Larry knows this story, not because he possibly remembers the moment. But because I’ve reminded him so many times about how much that meant to me. I hope I have been that person to someone. I hope I will be that in the future.

Larry, thank you again.

 

(One side item of note. I didn’t write this to remind people that my wife hurt me. That water is so far from the bridge I practically don’t even remember that period of time, and everyone has moved on and is living life. This is not about her or about me really. It is about what one person did that was an act of God to me.)

Love and Such

I’ve never read Sam Keen’s book To Love and Be Loved before, but something close to that phrase was rattling around in my skull this morning. I don’t know why. I awakened far too early, made a pot of java, gathered all my morning accoutrement (I needed to use that word this morning), and sat at the dining room table of my parents-in-law. I opened my journal, popped the top off of my lucky fountain pen, and started writing almost without thinking. This is what vomited out onto the pages:

Good Friday. And it is indeed a good Friday. I am loved and I love. Is there really more that we need? Oh, I am quite aware about things such as food and shelter and know that we cannot physically survive without said items. But to have a sense of love around is quite a gift. And a gift that I will often, most of the time in fact, take for granted as if it will never be gone. And perhaps it won’t for me.
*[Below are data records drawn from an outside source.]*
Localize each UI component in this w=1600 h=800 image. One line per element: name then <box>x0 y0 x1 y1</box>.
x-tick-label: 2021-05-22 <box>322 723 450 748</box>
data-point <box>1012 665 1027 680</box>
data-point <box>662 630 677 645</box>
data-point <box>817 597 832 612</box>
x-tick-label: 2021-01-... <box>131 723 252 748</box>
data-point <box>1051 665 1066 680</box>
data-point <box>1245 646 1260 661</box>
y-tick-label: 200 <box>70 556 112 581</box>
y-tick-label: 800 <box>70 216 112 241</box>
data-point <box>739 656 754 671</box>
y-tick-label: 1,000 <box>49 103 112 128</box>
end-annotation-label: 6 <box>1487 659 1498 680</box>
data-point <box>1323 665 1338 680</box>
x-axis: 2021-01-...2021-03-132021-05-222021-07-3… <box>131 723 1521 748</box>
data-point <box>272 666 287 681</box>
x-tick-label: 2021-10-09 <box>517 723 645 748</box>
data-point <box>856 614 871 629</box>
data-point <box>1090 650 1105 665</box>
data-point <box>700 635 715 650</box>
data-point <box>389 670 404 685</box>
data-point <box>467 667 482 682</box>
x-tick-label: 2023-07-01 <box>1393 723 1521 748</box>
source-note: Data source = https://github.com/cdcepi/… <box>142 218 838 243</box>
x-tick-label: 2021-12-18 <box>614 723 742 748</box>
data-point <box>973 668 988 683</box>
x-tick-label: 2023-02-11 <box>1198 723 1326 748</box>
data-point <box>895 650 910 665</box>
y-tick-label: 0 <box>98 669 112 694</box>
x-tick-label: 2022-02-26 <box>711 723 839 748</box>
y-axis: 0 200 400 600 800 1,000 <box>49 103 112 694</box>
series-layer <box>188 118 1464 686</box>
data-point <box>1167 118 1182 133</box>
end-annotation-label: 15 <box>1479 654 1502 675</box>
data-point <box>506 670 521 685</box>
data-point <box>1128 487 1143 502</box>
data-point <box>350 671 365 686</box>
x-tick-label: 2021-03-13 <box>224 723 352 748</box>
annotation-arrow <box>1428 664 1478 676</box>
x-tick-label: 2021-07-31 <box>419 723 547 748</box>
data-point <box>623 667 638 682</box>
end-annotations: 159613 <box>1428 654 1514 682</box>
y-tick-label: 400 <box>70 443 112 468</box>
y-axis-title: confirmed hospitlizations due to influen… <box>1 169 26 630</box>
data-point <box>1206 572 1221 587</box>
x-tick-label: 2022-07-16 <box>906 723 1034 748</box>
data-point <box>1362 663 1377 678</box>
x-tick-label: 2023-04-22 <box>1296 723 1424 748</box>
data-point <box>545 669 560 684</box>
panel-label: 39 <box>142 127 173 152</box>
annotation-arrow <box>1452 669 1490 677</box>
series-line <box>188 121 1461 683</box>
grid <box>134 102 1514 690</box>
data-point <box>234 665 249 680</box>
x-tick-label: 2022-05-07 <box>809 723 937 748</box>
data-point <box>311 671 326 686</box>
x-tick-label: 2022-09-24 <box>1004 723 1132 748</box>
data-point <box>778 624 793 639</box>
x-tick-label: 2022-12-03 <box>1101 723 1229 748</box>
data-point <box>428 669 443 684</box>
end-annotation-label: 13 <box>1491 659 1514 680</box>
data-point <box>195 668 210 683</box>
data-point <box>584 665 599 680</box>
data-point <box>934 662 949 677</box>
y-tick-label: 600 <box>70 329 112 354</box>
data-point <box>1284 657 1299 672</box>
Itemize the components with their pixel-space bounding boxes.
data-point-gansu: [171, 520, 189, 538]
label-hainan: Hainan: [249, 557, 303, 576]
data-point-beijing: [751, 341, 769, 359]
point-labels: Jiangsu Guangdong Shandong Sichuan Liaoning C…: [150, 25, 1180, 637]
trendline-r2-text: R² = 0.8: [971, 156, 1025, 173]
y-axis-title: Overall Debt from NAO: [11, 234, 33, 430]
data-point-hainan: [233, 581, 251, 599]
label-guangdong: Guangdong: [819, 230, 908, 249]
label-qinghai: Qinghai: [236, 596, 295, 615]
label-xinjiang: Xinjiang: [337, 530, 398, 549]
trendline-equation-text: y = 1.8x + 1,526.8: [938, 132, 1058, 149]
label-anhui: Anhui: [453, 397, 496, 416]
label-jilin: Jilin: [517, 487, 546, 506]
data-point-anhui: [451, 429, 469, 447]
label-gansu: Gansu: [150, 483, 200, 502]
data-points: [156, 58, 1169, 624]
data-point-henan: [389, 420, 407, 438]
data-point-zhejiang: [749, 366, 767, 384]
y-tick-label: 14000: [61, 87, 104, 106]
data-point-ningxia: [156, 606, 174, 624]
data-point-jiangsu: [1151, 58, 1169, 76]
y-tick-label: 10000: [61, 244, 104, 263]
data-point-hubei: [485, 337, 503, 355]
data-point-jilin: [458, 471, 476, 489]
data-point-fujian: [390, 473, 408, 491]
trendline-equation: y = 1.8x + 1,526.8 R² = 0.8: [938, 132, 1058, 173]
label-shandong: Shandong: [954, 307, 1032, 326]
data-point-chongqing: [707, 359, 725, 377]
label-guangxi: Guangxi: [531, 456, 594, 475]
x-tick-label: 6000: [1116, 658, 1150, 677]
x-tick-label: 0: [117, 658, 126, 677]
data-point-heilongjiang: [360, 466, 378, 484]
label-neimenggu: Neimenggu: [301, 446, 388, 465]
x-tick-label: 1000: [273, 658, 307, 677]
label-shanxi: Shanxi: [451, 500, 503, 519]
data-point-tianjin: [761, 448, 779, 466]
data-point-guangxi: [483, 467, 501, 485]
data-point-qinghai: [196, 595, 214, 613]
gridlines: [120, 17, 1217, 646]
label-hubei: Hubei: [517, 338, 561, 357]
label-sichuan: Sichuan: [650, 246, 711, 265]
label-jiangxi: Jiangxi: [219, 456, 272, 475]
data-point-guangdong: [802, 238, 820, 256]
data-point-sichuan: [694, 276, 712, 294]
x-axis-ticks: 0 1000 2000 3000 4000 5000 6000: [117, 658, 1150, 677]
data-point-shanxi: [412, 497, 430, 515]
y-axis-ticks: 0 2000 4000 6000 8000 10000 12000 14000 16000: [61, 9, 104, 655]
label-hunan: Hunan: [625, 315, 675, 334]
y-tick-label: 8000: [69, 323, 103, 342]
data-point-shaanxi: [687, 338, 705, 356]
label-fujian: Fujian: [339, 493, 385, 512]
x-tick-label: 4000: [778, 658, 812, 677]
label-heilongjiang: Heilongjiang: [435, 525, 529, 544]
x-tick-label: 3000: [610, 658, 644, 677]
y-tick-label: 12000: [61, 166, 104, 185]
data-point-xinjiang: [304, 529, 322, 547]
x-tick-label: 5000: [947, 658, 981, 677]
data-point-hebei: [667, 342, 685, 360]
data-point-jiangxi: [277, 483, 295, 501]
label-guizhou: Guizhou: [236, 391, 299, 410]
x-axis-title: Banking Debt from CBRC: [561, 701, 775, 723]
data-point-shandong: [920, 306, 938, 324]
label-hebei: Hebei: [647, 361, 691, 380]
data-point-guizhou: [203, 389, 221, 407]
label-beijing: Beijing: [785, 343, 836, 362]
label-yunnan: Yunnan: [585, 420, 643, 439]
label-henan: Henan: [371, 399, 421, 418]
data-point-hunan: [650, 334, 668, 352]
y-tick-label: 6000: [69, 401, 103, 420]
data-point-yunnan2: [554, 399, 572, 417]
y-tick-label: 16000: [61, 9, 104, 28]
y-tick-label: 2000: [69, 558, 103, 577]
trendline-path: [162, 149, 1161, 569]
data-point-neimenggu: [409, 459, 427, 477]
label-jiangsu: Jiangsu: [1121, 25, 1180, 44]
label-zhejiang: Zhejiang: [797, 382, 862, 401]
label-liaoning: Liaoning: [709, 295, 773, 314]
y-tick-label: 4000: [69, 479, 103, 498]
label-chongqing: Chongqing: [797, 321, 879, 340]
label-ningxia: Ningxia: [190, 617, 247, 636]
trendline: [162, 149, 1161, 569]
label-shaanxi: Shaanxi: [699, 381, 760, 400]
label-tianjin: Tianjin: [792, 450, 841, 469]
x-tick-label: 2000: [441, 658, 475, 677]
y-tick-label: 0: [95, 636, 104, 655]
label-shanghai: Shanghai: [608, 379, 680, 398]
But what if it suddenly disappeared?

If that happened, I believe the wave of grief and sadness I would feel might be close to unbearable. Maybe completely unbearable. Would a good comparison be between the sun and the earth? What if the sun suddenly disappeared? This planet, this beautifully ordered place, would immediately be, not in a state of chaos, but chaos defined. In my faith the creation story happened when a love-filled being took the boiling chaos of nothing and created order. (We kind of screwed the pooch when we decided a little chaos is good for the soul, but that’s another story.)

Chaos is not me at this point in my life. Oh sure, I might do things from time to time that are small (perhaps medium to large) chaos producers…but I am loved and I love. In this incredible state of existence my chaos is ordered. Yes, I am loved and I love. Is there anything more that I need?